In the latest Fast Company feature, Bonin riffs on the current state of digital, of which there are several industry wide problems (audience fragmentation, multi-screen attribution, to name a few). Bonin presents his take on one of these problems - programmatic - and while programmatic is not a new conversation, what's refreshing about Bonin's take is that he's started to anticipate problems that seem to be two or three steps down the line from where the industry is now.
By and large, the industry conversation on programmatic is focused on real-time buying. Marketers are looking to understand different inventory pools across networks and exchanges, by video and display formats. Programmatic, based on the current conversation, is entirely synonymous with the buying process of advertising. The advent of real time content creation is likely one or two years down into the future. The Fast Company feature continues:
'Imagine if at that moment we had been able to programmatically change every piece of media that we were buying to turn on the Oreo ad,' [Bonin] explains, using a recent buzzword - programmatic - to describe the trend of automated real-time ad buying.

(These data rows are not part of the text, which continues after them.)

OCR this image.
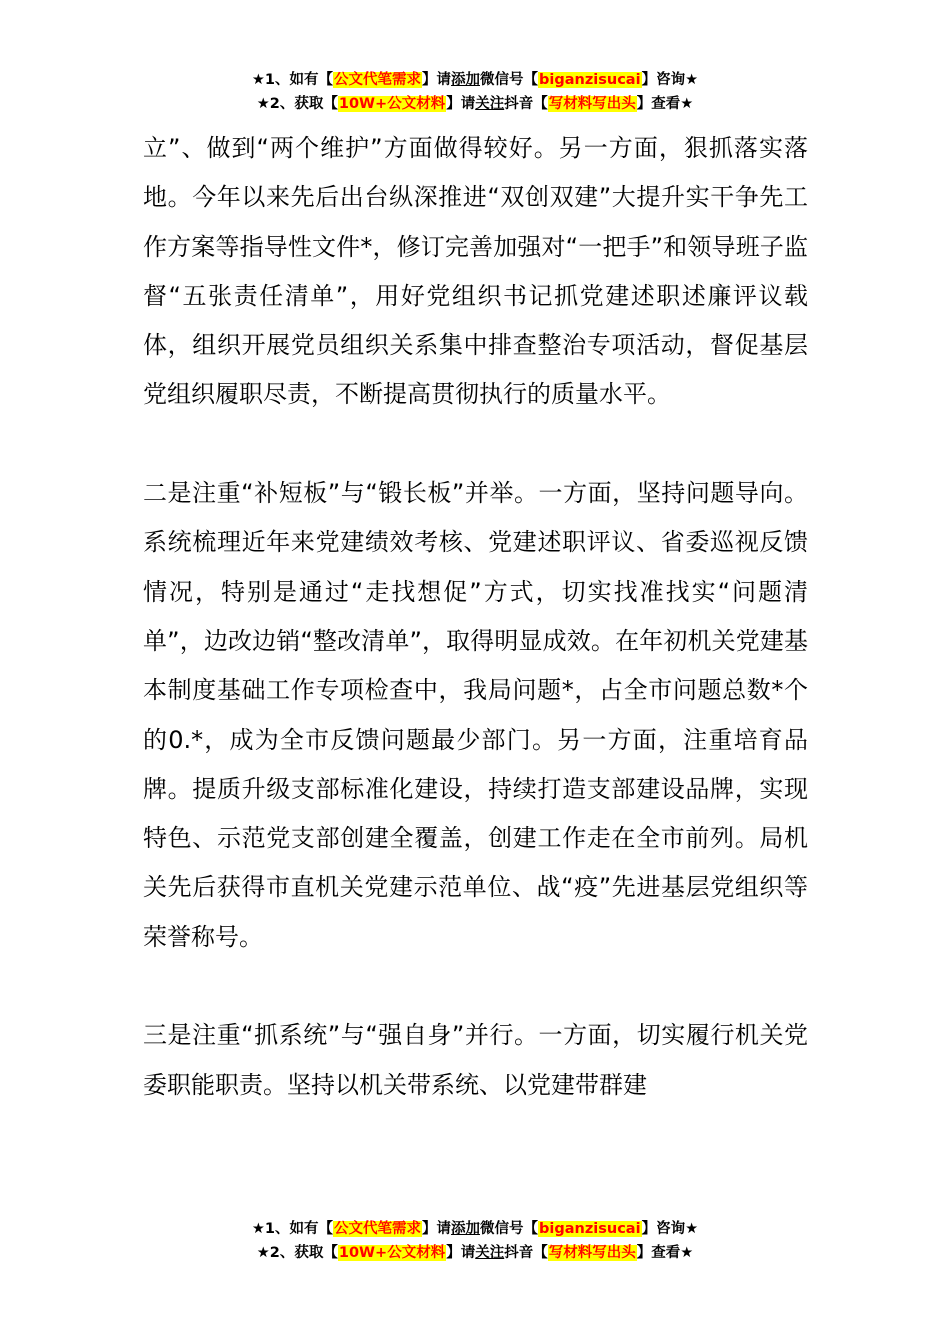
★1、如有【公文代笔需求】请添加微信号【biganzisucai】咨询★
★2、获取【10W+公文材料】请关注抖音【写材料写出头】查看★

立”、做到“两个维护”方面做得较好。另一方面，狠抓落实落地。今年以来先后出台纵深推进“双创双建”大提升实干争先工作方案等指导性文件*，修订完善加强对“一把手”和领导班子监督“五张责任清单”，用好党组织书记抓党建述职述廉评议载体，组织开展党员组织关系集中排查整治专项活动，督促基层党组织履职尽责，不断提高贯彻执行的质量水平。

二是注重“补短板”与“锻长板”并举。一方面，坚持问题导向。系统梳理近年来党建绩效考核、党建述职评议、省委巡视反馈情况，特别是通过“走找想促”方式，切实找准找实“问题清单”，边改边销“整改清单”，取得明显成效。在年初机关党建基本制度基础工作专项检查中，我局问题*，占全市问题总数*个的0.*，成为全市反馈问题最少部门。另一方面，注重培育品牌。提质升级支部标准化建设，持续打造支部建设品牌，实现特色、示范党支部创建全覆盖，创建工作走在全市前列。局机关先后获得市直机关党建示范单位、战“疫”先进基层党组织等荣誉称号。

三是注重“抓系统”与“强自身”并行。一方面，切实履行机关党委职能职责。坚持以机关带系统、以党建带群建

★1、如有【公文代笔需求】请添加微信号【biganzisucai】咨询★
★2、获取【10W+公文材料】请关注抖音【写材料写出头】查看★
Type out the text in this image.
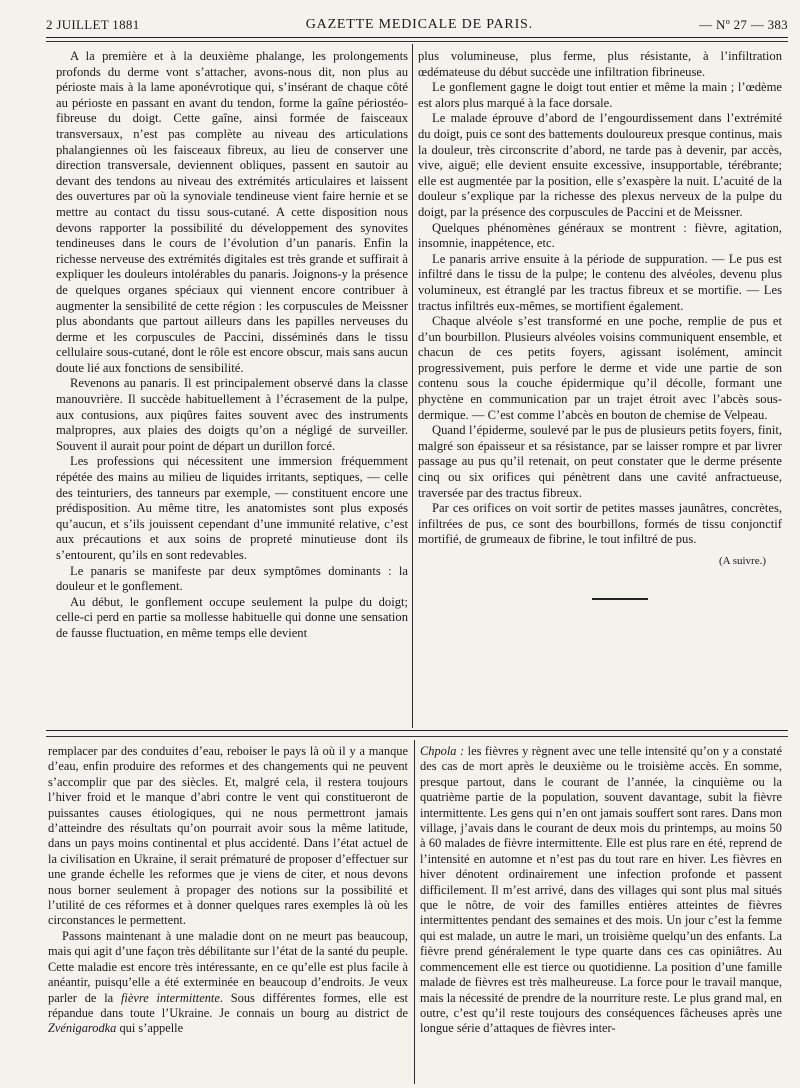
2 JUILLET 1881	GAZETTE MEDICALE DE PARIS.	— Nº 27 — 383

A la première et à la deuxième phalange, les prolongements profonds du derme vont s’attacher, avons-nous dit, non plus au périoste mais à la lame aponévrotique qui, s’insérant de chaque côté au périoste en passant en avant du tendon, forme la gaîne périostéo-fibreuse du doigt. Cette gaîne, ainsi formée de faisceaux transversaux, n’est pas complète au niveau des articulations phalangiennes où les faisceaux fibreux, au lieu de conserver une direction transversale, deviennent obliques, passent en sautoir au devant des tendons au niveau des extrémités articulaires et laissent des ouvertures par où la synoviale tendineuse vient faire hernie et se mettre au contact du tissu sous-cutané. A cette disposition nous devons rapporter la possibilité du développement des synovites tendineuses dans le cours de l’évolution d’un panaris. Enfin la richesse nerveuse des extrémités digitales est très grande et suffirait à expliquer les douleurs intolérables du panaris. Joignons-y la présence de quelques organes spéciaux qui viennent encore contribuer à augmenter la sensibilité de cette région : les corpuscules de Meissner plus abondants que partout ailleurs dans les papilles nerveuses du derme et les corpuscules de Paccini, disséminés dans le tissu cellulaire sous-cutané, dont le rôle est encore obscur, mais sans aucun doute lié aux fonctions de sensibilité.

Revenons au panaris. Il est principalement observé dans la classe manouvrière. Il succède habituellement à l’écrasement de la pulpe, aux contusions, aux piqûres faites souvent avec des instruments malpropres, aux plaies des doigts qu’on a négligé de surveiller. Souvent il aurait pour point de départ un durillon forcé.

Les professions qui nécessitent une immersion fréquemment répétée des mains au milieu de liquides irritants, septiques, — celle des teinturiers, des tanneurs par exemple, — constituent encore une prédisposition. Au même titre, les anatomistes sont plus exposés qu’aucun, et s’ils jouissent cependant d’une immunité relative, c’est aux précautions et aux soins de propreté minutieuse dont ils s’entourent, qu’ils en sont redevables.

Le panaris se manifeste par deux symptômes dominants : la douleur et le gonflement.

Au début, le gonflement occupe seulement la pulpe du doigt; celle-ci perd en partie sa mollesse habituelle qui donne une sensation de fausse fluctuation, en même temps elle devient

plus volumineuse, plus ferme, plus résistante, à l’infiltration œdémateuse du début succède une infiltration fibrineuse.

Le gonflement gagne le doigt tout entier et même la main ; l’œdème est alors plus marqué à la face dorsale.

Le malade éprouve d’abord de l’engourdissement dans l’extrémité du doigt, puis ce sont des battements douloureux presque continus, mais la douleur, très circonscrite d’abord, ne tarde pas à devenir, par accès, vive, aiguë; elle devient ensuite excessive, insupportable, térébrante; elle est augmentée par la position, elle s’exaspère la nuit. L’acuité de la douleur s’explique par la richesse des plexus nerveux de la pulpe du doigt, par la présence des corpuscules de Paccini et de Meissner.

Quelques phénomènes généraux se montrent : fièvre, agitation, insomnie, inappétence, etc.

Le panaris arrive ensuite à la période de suppuration. — Le pus est infiltré dans le tissu de la pulpe; le contenu des alvéoles, devenu plus volumineux, est étranglé par les tractus fibreux et se mortifie. — Les tractus infiltrés eux-mêmes, se mortifient également.

Chaque alvéole s’est transformé en une poche, remplie de pus et d’un bourbillon. Plusieurs alvéoles voisins communiquent ensemble, et chacun de ces petits foyers, agissant isolément, amincit progressivement, puis perfore le derme et vide une partie de son contenu sous la couche épidermique qu’il décolle, formant une phyctène en communication par un trajet étroit avec l’abcès sous-dermique. — C’est comme l’abcès en bouton de chemise de Velpeau.

Quand l’épiderme, soulevé par le pus de plusieurs petits foyers, finit, malgré son épaisseur et sa résistance, par se laisser rompre et par livrer passage au pus qu’il retenait, on peut constater que le derme présente cinq ou six orifices qui pénètrent dans une cavité anfractueuse, traversée par des tractus fibreux.

Par ces orifices on voit sortir de petites masses jaunâtres, concrètes, infiltrées de pus, ce sont des bourbillons, formés de tissu conjonctif mortifié, de grumeaux de fibrine, le tout infiltré de pus.

(A suivre.)

remplacer par des conduites d’eau, reboiser le pays là où il y a manque d’eau, enfin produire des reformes et des changements qui ne peuvent s’accomplir que par des siècles. Et, malgré cela, il restera toujours l’hiver froid et le manque d’abri contre le vent qui constitueront de puissantes causes étiologiques, qui ne nous permettront jamais d’atteindre des résultats qu’on pourrait avoir sous la même latitude, dans un pays moins continental et plus accidenté. Dans l’état actuel de la civilisation en Ukraine, il serait prématuré de proposer d’effectuer sur une grande échelle les reformes que je viens de citer, et nous devons nous borner seulement à propager des notions sur la possibilité et l’utilité de ces réformes et à donner quelques rares exemples là où les circonstances le permettent.

Passons maintenant à une maladie dont on ne meurt pas beaucoup, mais qui agit d’une façon très débilitante sur l’état de la santé du peuple. Cette maladie est encore très intéressante, en ce qu’elle est plus facile à anéantir, puisqu’elle a été exterminée en beaucoup d’endroits. Je veux parler de la fièvre intermittente. Sous différentes formes, elle est répandue dans toute l’Ukraine. Je connais un bourg au district de Zvénigarodka qui s’appelle

Chpola : les fièvres y règnent avec une telle intensité qu’on y a constaté des cas de mort après le deuxième ou le troisième accès. En somme, presque partout, dans le courant de l’année, la cinquième ou la quatrième partie de la population, souvent davantage, subit la fièvre intermittente. Les gens qui n’en ont jamais souffert sont rares. Dans mon village, j’avais dans le courant de deux mois du printemps, au moins 50 à 60 malades de fièvre intermittente. Elle est plus rare en été, reprend de l’intensité en automne et n’est pas du tout rare en hiver. Les fièvres en hiver dénotent ordinairement une infection profonde et passent difficilement. Il m’est arrivé, dans des villages qui sont plus mal situés que le nôtre, de voir des familles entières atteintes de fièvres intermittentes pendant des semaines et des mois. Un jour c’est la femme qui est malade, un autre le mari, un troisième quelqu’un des enfants. La fièvre prend généralement le type quarte dans ces cas opiniâtres. Au commencement elle est tierce ou quotidienne. La position d’une famille malade de fièvres est très malheureuse. La force pour le travail manque, mais la nécessité de prendre de la nourriture reste. Le plus grand mal, en outre, c’est qu’il reste toujours des conséquences fâcheuses après une longue série d’attaques de fièvres inter-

...'People look at programmatic as cost savings right now. It's way more strategic. Imagine a marketer who can create video in real time and buy ad space in real time. It was at that moment we realized that there was a bigger game that we weren't prepared to play.'
My guess is that as programmatic video buying grows into the mainstream, programmatic content development will become more of a focus. Looking at today's eMarketer projections we expect only 40% of digital video ads to be purchased programmatically compared to 75% of display ads.

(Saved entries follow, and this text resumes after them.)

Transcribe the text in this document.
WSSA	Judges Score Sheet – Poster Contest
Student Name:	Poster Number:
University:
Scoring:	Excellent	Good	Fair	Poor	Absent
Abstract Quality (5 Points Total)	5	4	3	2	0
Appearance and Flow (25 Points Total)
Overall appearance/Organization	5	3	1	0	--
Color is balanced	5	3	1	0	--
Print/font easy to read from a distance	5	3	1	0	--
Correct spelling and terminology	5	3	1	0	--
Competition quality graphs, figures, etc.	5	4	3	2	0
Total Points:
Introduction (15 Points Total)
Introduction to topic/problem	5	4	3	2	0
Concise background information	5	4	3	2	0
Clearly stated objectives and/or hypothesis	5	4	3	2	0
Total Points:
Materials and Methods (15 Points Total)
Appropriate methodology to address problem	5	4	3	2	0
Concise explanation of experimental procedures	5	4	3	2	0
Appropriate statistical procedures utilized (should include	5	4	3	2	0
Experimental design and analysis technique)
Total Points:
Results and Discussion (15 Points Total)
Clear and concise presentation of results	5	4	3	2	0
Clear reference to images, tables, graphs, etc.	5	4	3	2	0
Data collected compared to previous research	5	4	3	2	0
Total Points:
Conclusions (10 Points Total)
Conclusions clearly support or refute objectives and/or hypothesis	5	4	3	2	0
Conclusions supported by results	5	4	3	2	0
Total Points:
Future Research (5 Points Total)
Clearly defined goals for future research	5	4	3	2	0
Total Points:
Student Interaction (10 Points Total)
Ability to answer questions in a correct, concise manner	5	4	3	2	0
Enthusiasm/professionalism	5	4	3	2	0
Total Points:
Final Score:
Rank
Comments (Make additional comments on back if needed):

The closest analog I've seen to real time content development recently is Honey Maid's This is Wholesome campaign. After receiving a number of criticisms for including a gay family in it's commercial, Honey Made responded quickly by developing another commercial responding to haters with love. The result was a real time reaction that involved the rapid deployment of a creative team to develop the idea and the flexibility of distribution channels to provide the message to the right audience.
And all of this matters perhaps because content itself is becoming shorter and more snackable (And believe me, when 8 second Vine videos are getting the same reach as a highly rated TV network show then you know content is becoming shorter and condensed). As that content becomes shorter, we should expect the demand for producing content quicker to grow and the real time buying and real time content development conversations to advance in parallel.